Posted on 1/30/15 at 1:18 pm to
Posted by DingDongEddieStrong
Member since Aug 2013
3779 posts
Posted on 1/30/15 at 1:18 pm to
I know people in the sports properties industry, and many of the points you make in this rant are incorrect and have no factual basis.

The IMG or CBS model works in conjunction with the university athletic marketing departments to run game operations. They don't come in and take over like you say. The school hires these gameday operations coordinators, not the media properties rights holder, because the gameday experience has evolved into a production unlike we saw 30 years ago. Yes, there are videoboard features with a sponsor on it, but there is more use of the ribbon and videoboards than ever before, the speaker systems in the stadiums have never been of more high quality, and the individual cheers or chants have never been more organized.

All properties are maintained individually to preserve the uniqueness of each school.

In summation, you are wrong. The gameday experience has never been better for the fan, and college athletics has never been more exciting than right now. Period.
This post was edited on 1/30/15 at 1:23 pm
Posted by Serraneaux
South of 30a
Member since Mar 2014
19942 posts
Posted on 1/30/15 at 1:19 pm to
Maybe at VHS or similar high school stadiums
Posted by Cheese Grits
Wherever I lay my hat is my home
Member since Apr 2012
55225 posts
Posted on 1/30/15 at 4:41 pm to
quote:

In summation, you are wrong. The gameday experience has never been better for the fan, and college athletics has never been more exciting than right now. Period.


So how long have you been working for IMG?

Also, OP is not wrong in the broad strokes but needs some tweaking on the finer points.

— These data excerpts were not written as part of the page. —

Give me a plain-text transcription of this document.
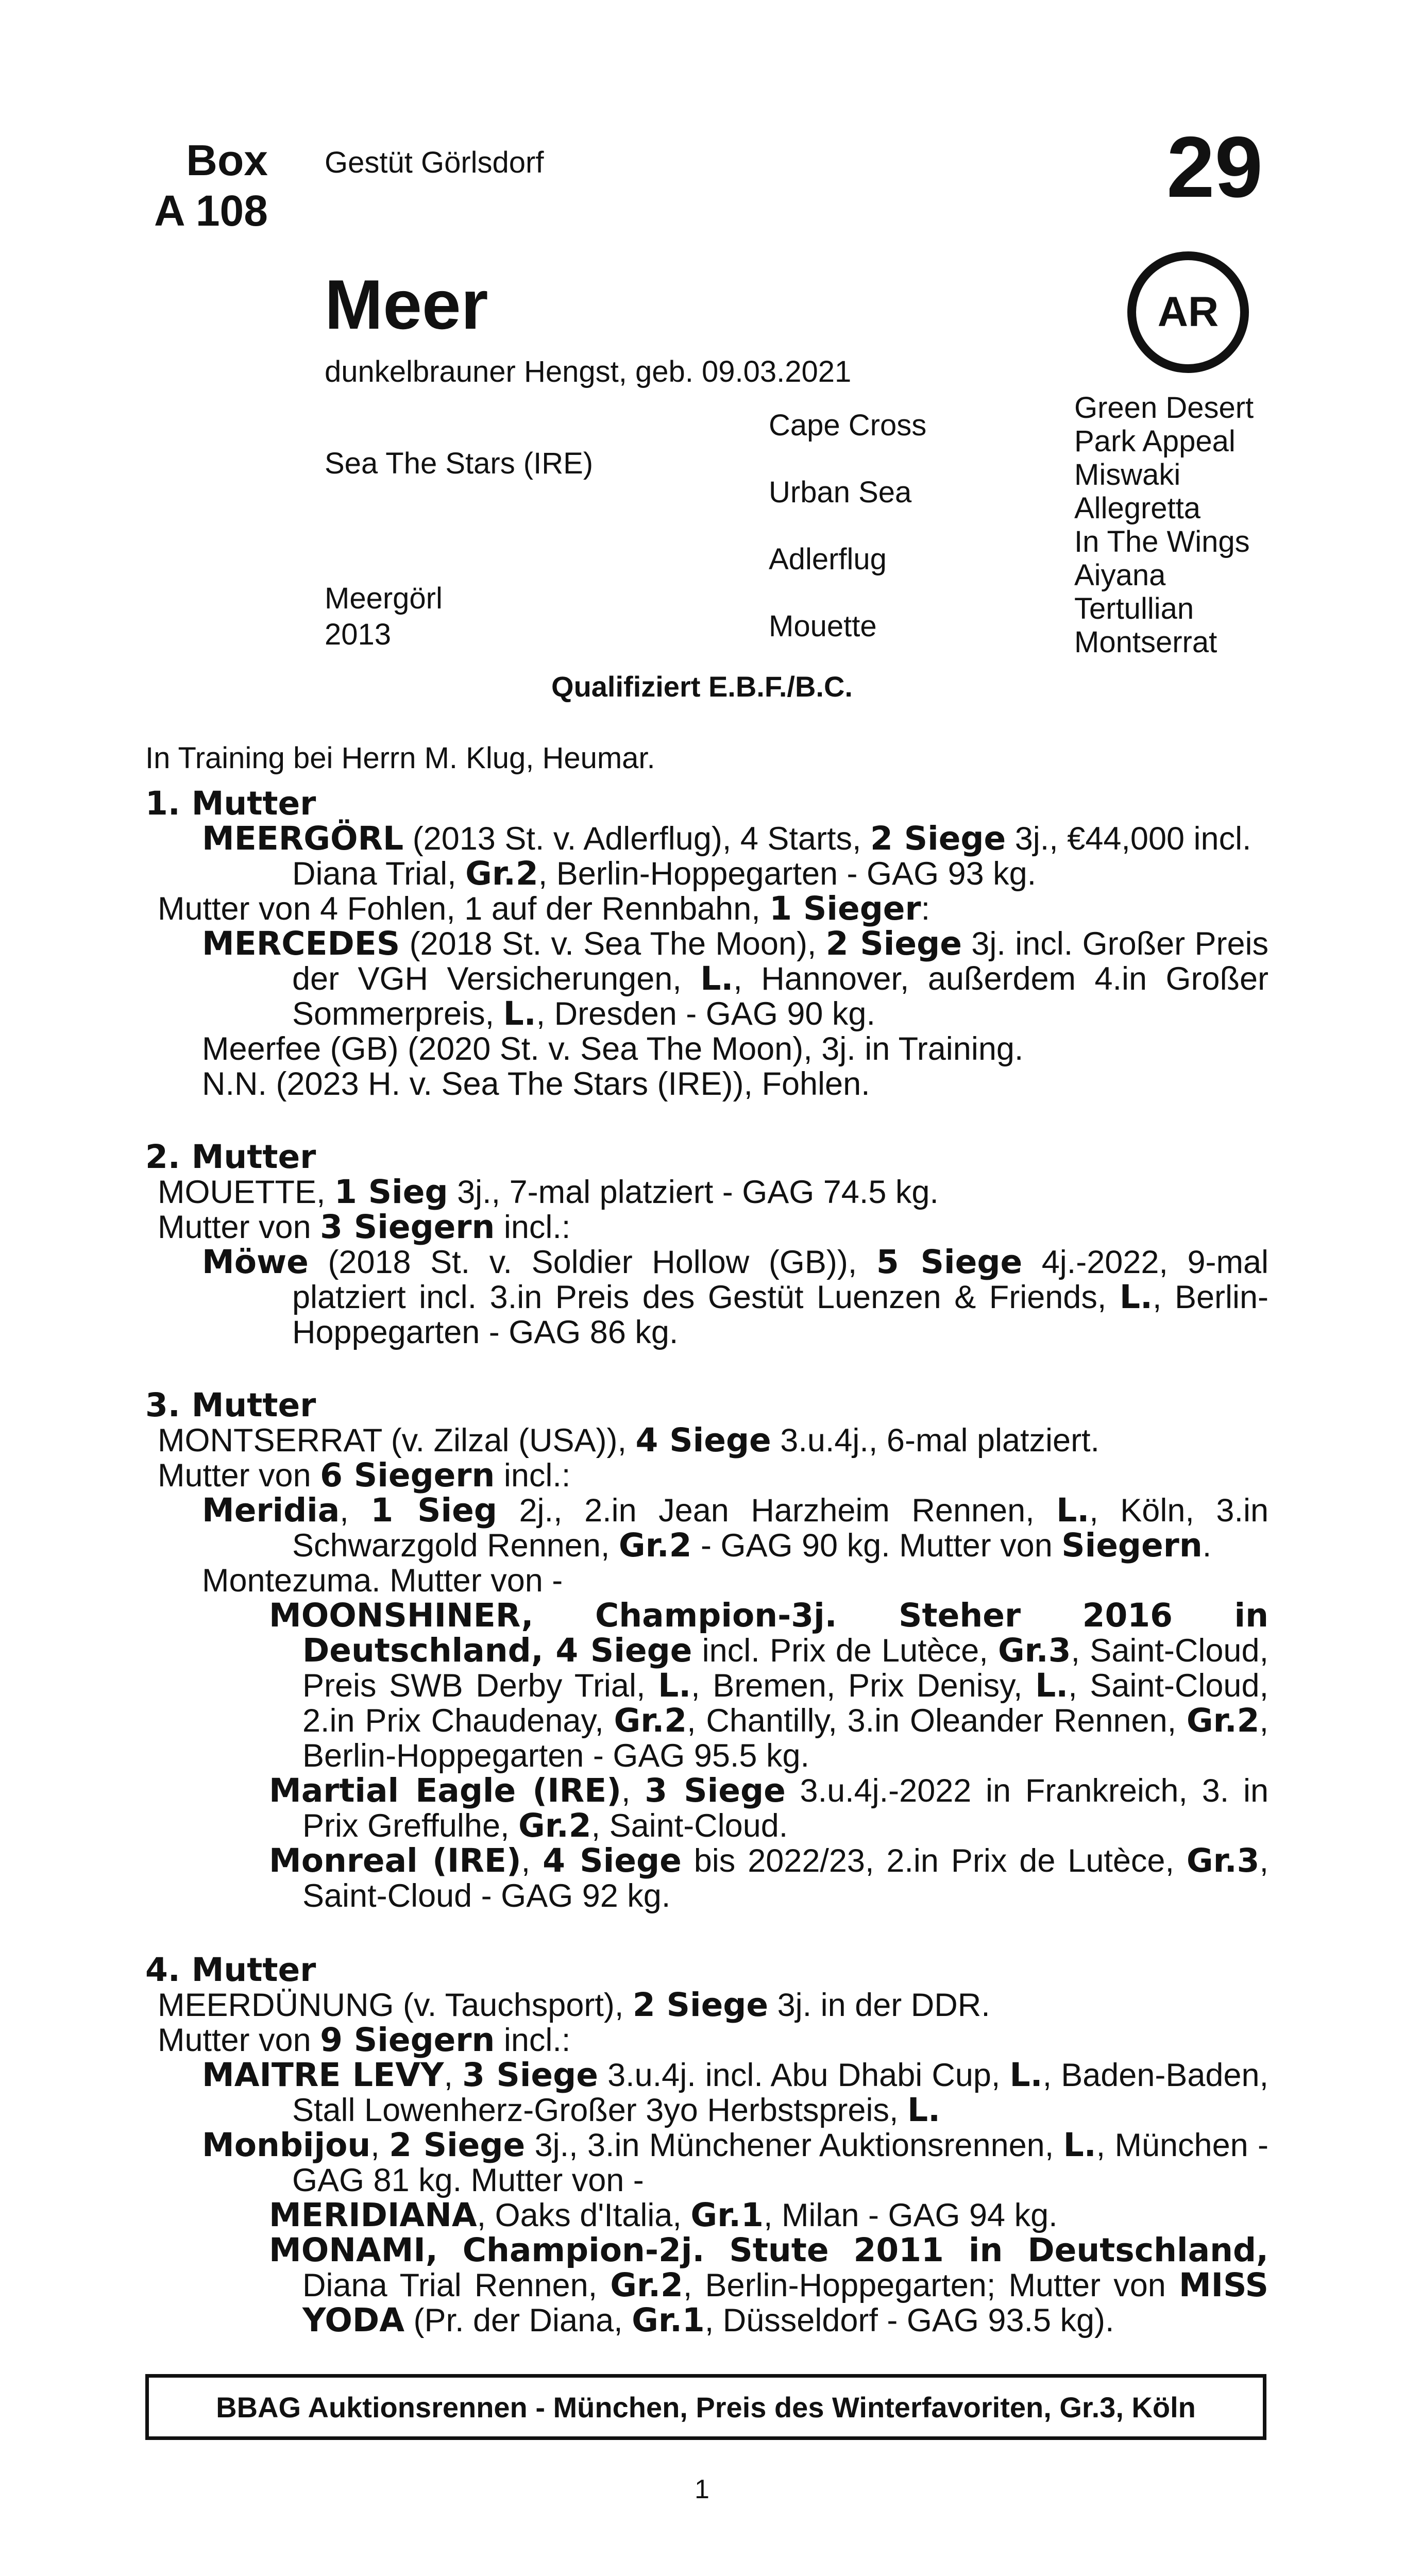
Box
A 108
Gestüt Görlsdorf	29
AR
Meer
dunkelbrauner Hengst, geb. 09.03.2021
Sea The Stars (IRE)
Meergörl
2013
Cape Cross
Urban Sea
Adlerflug
Mouette
Green Desert
Park Appeal
Miswaki
Allegretta
In The Wings
Aiyana
Tertullian
Montserrat
Qualifiziert E.B.F./B.C.
In Training bei Herrn M. Klug, Heumar.
1. Mutter
MEERGÖRL (2013 St. v. Adlerflug), 4 Starts, 2 Siege 3j., €44,000 incl. Diana Trial, Gr.2, Berlin-Hoppegarten - GAG 93 kg.
Mutter von 4 Fohlen, 1 auf der Rennbahn, 1 Sieger:
MERCEDES (2018 St. v. Sea The Moon), 2 Siege 3j. incl. Großer Preis der VGH Versicherungen, L., Hannover, außerdem 4.in Großer Sommerpreis, L., Dresden - GAG 90 kg.
Meerfee (GB) (2020 St. v. Sea The Moon), 3j. in Training.
N.N. (2023 H. v. Sea The Stars (IRE)), Fohlen.
2. Mutter
MOUETTE, 1 Sieg 3j., 7-mal platziert - GAG 74.5 kg.
Mutter von 3 Siegern incl.:
Möwe (2018 St. v. Soldier Hollow (GB)), 5 Siege 4j.-2022, 9-mal platziert incl. 3.in Preis des Gestüt Luenzen & Friends, L., Berlin-Hoppegarten - GAG 86 kg.
3. Mutter
MONTSERRAT (v. Zilzal (USA)), 4 Siege 3.u.4j., 6-mal platziert.
Mutter von 6 Siegern incl.:
Meridia, 1 Sieg 2j., 2.in Jean Harzheim Rennen, L., Köln, 3.in Schwarzgold Rennen, Gr.2 - GAG 90 kg. Mutter von Siegern.
Montezuma. Mutter von -
MOONSHINER, Champion-3j. Steher 2016 in Deutschland, 4 Siege incl. Prix de Lutèce, Gr.3, Saint-Cloud, Preis SWB Derby Trial, L., Bremen, Prix Denisy, L., Saint-Cloud, 2.in Prix Chaudenay, Gr.2, Chantilly, 3.in Oleander Rennen, Gr.2, Berlin-Hoppegarten - GAG 95.5 kg.
Martial Eagle (IRE), 3 Siege 3.u.4j.-2022 in Frankreich, 3. in Prix Greffulhe, Gr.2, Saint-Cloud.
Monreal (IRE), 4 Siege bis 2022/23, 2.in Prix de Lutèce, Gr.3, Saint-Cloud - GAG 92 kg.
4. Mutter
MEERDÜNUNG (v. Tauchsport), 2 Siege 3j. in der DDR.
Mutter von 9 Siegern incl.:
MAITRE LEVY, 3 Siege 3.u.4j. incl. Abu Dhabi Cup, L., Baden-Baden, Stall Lowenherz-Großer 3yo Herbstspreis, L.
Monbijou, 2 Siege 3j., 3.in Münchener Auktionsrennen, L., München - GAG 81 kg. Mutter von -
MERIDIANA, Oaks d'Italia, Gr.1, Milan - GAG 94 kg.
MONAMI, Champion-2j. Stute 2011 in Deutschland, Diana Trial Rennen, Gr.2, Berlin-Hoppegarten; Mutter von MISS YODA (Pr. der Diana, Gr.1, Düsseldorf - GAG 93.5 kg).
BBAG Auktionsrennen - München, Preis des Winterfavoriten, Gr.3, Köln
1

a) Media companies control gameflow and it can alter games. Last night at the UT @ UK game it came down to the last few seconds. UK was hot but time was called (I thought to put about 1.8 seconds back on the clock) and neither team called it, nor did the refs to reset the clock. It was called just so ESPN could get in a few commercials. UT regrouped and UK went cold. 1 point win was achieved by UT when 1 point win by UK probably would have happened with no media timeout.

b) Schools do not spent on a budget the way you or I might. Say an AD in the SEC a decade ago made 150K and had a staff of 2 making 50K each for 200K annual budget. Power 5 schools have more and more money flowing in so instead of maybe growing to 300K in cost at the next AD hire it goes to 500K + 50K in bonuses and a staff of 6 (in their early 20's who don't know much) making 75K each. Cost rockets from 250K to 1M just in salary cost. I would love to run a company where arbitrary increases like that could happen and the company did not go belly up. In short the more they get the more they increase spending without really needing to. All this happened while the rest of the US was slogging through the 08' recession / depression.

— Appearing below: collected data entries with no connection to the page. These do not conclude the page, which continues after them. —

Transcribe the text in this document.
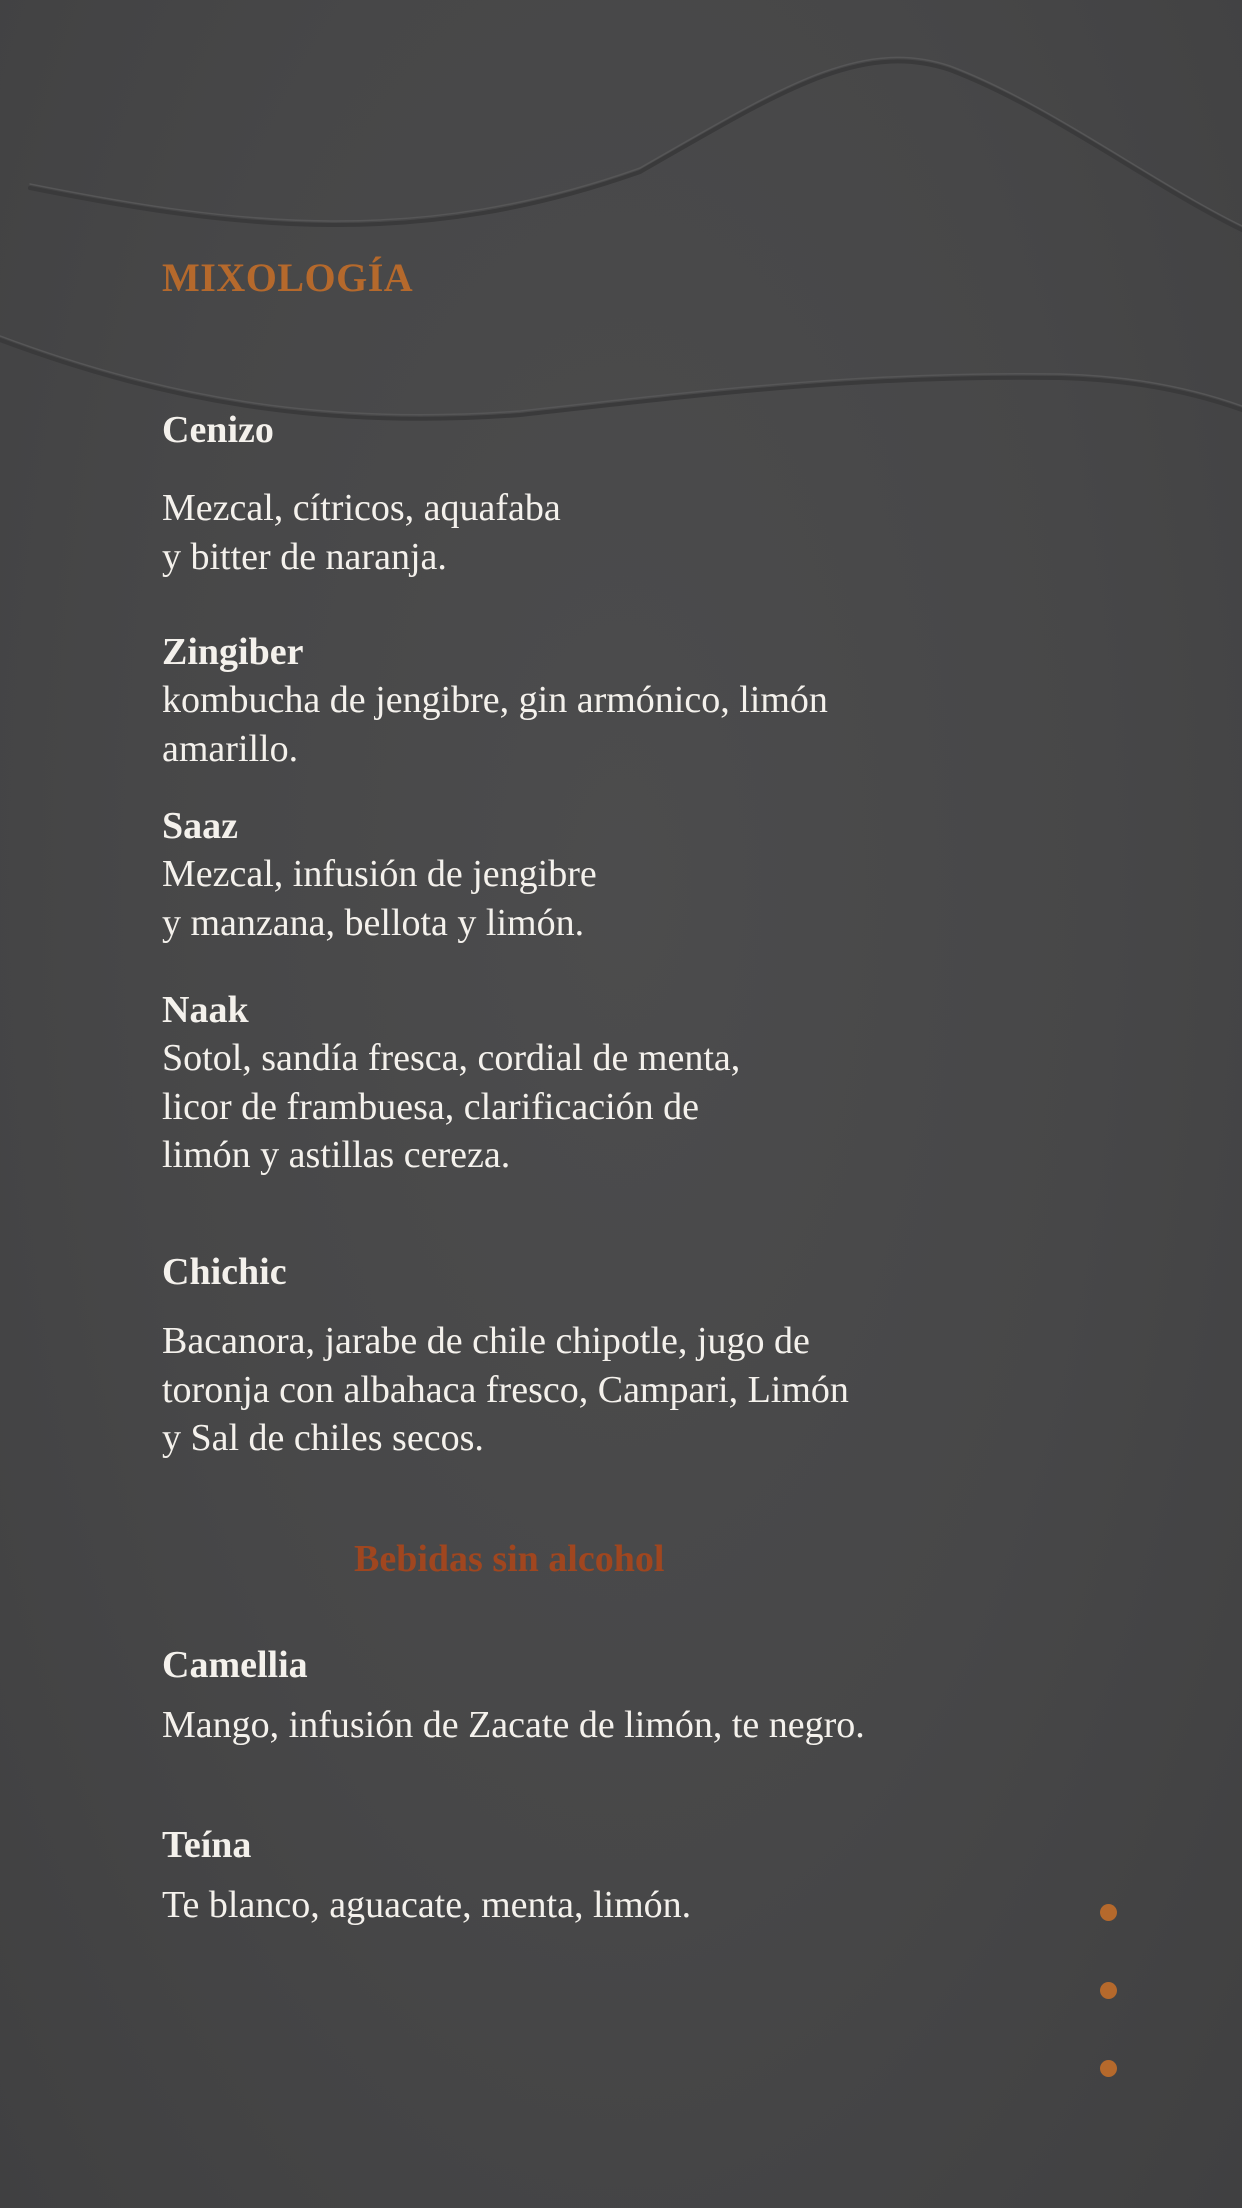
MIXOLOGÍA
Cenizo

Mezcal, cítricos, aquafaba
y bitter de naranja.

Zingiber

kombucha de jengibre, gin armónico, limón
amarillo.

Saaz

Mezcal, infusión de jengibre
y manzana, bellota y limón.

Naak

Sotol, sandía fresca, cordial de menta,
licor de frambuesa, clarificación de
limón y astillas cereza.

Chichic

Bacanora, jarabe de chile chipotle, jugo de
toronja con albahaca fresco, Campari, Limón
y Sal de chiles secos.

Bebidas sin alcohol
Camellia

Mango, infusión de Zacate de limón, te negro.

Teína

Te blanco, aguacate, menta, limón.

c) Harvesting the baby boomers is still in peak cycle but that will start to decline in the next decade as they start to die off. The folks in the generation below them will not have that same money and the long time fleecing of donors will end that gravy train. The AD's are quick to blame folks staying home because of TV's but they ignore the reality that they have priced the live event out of the average persons pocket between ticket prices and hefty "donations".

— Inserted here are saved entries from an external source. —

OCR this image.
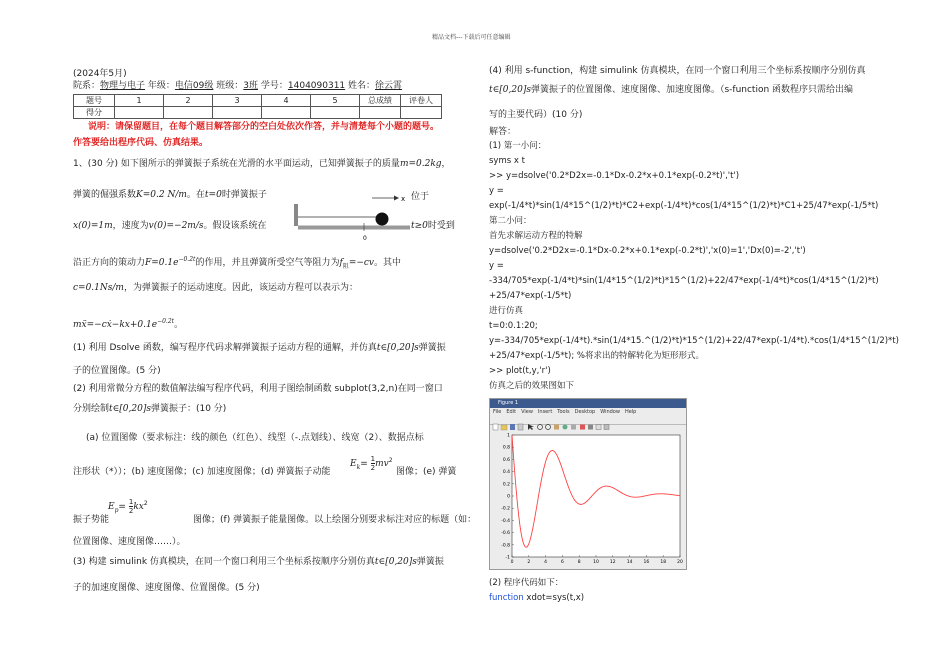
精品文档---下载后可任意编辑
(2024年5月)
院系：物理与电子 年级：电信09级 班级：3班 学号：1404090311 姓名：徐云霄
题号	1	2	3	4	5	总成绩	评卷人
得分							
说明：请保留题目，在每个题目解答部分的空白处依次作答，并与清楚每个小题的题号。
作答要给出程序代码、仿真结果。
1、(30 分) 如下图所示的弹簧振子系统在光滑的水平面运动，已知弹簧振子的质量m=0.2kg，
弹簧的倔强系数K=0.2 N/m。在t=0时弹簧振子	位于
x
0
x(0)=1m，速度为v(0)=−2m/s。假设该系统在	t≥0时受到
沿正方向的策动力$F=0.1e^{-0.2t}$的作用，并且弹簧所受空气等阻力为$f_阻=-cv$。其中
c=0.1Ns/m，为弹簧振子的运动速度。因此，该运动方程可以表示为：
$mẍ=-cẋ-kx+0.1e^{-0.2t}$。
(1) 利用 Dsolve 函数，编写程序代码求解弹簧振子运动方程的通解，并仿真t∈[0,20]s弹簧振
子的位置图像。(5 分)
(2) 利用常微分方程的数值解法编写程序代码，利用子图绘制函数 subplot(3,2,n)在同一窗口
分别绘制t∈[0,20]s弹簧振子：(10 分)
(a) 位置图像（要求标注：线的颜色（红色）、线型（-.点划线）、线宽（2）、数据点标
注形状（*））；(b) 速度图像；(c) 加速度图像；(d) 弹簧振子动能
$E_k= \frac{1}{2} mv^2$
图像；(e) 弹簧
$E_p= \frac{1}{2} kx^2$
振子势能	图像；(f) 弹簧振子能量图像。以上绘图分别要求标注对应的标题（如：
位置图像、速度图像……）。
(3) 构建 simulink 仿真模块，在同一个窗口利用三个坐标系按顺序分别仿真t∈[0,20]s弹簧振
子的加速度图像、速度图像、位置图像。(5 分)
(4) 利用 s-function，构建 simulink 仿真模块，在同一个窗口利用三个坐标系按顺序分别仿真
t∈[0,20]s弹簧振子的位置图像、速度图像、加速度图像。（s-function 函数程序只需给出编
写的主要代码）(10 分)
解答：
(1) 第一小问：
syms x t
>> y=dsolve('0.2*D2x=-0.1*Dx-0.2*x+0.1*exp(-0.2*t)','t')
y =
exp(-1/4*t)*sin(1/4*15^(1/2)*t)*C2+exp(-1/4*t)*cos(1/4*15^(1/2)*t)*C1+25/47*exp(-1/5*t)
第二小问：
首先求解运动方程的特解
y=dsolve('0.2*D2x=-0.1*Dx-0.2*x+0.1*exp(-0.2*t)','x(0)=1','Dx(0)=-2','t')
y =
-334/705*exp(-1/4*t)*sin(1/4*15^(1/2)*t)*15^(1/2)+22/47*exp(-1/4*t)*cos(1/4*15^(1/2)*t)
+25/47*exp(-1/5*t)
进行仿真
t=0:0.1:20;
y=-334/705*exp(-1/4*t).*sin(1/4*15.^(1/2)*t)*15^(1/2)+22/47*exp(-1/4*t).*cos(1/4*15^(1/2)*t)
+25/47*exp(-1/5*t); %将求出的特解转化为矩形形式。
>> plot(t,y,'r')
仿真之后的效果图如下
Figure 1
File Edit View Insert Tools Desktop Window Help
1
0.8
0.6
0.4
0.2
0
-0.2
-0.4
-0.6
-0.8
-1
0	2	4	6	8	10 12 14 16 18 20
(2) 程序代码如下：
function xdot=sys(t,x)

d) As for IMG, certain SEC schools now sub the "donation" work out of house to folks like IMG so when they hit you up, part of your donation goes to a private for profit company and not to the actual school itself. Next time you write a donation check as first who is speaking to you and where that money really goes. It is more cost effective for IMG to solicit say in a North Carolina headquarters but they wont know you like the old way of a person who has met you personally and is actually employed by your alma mater.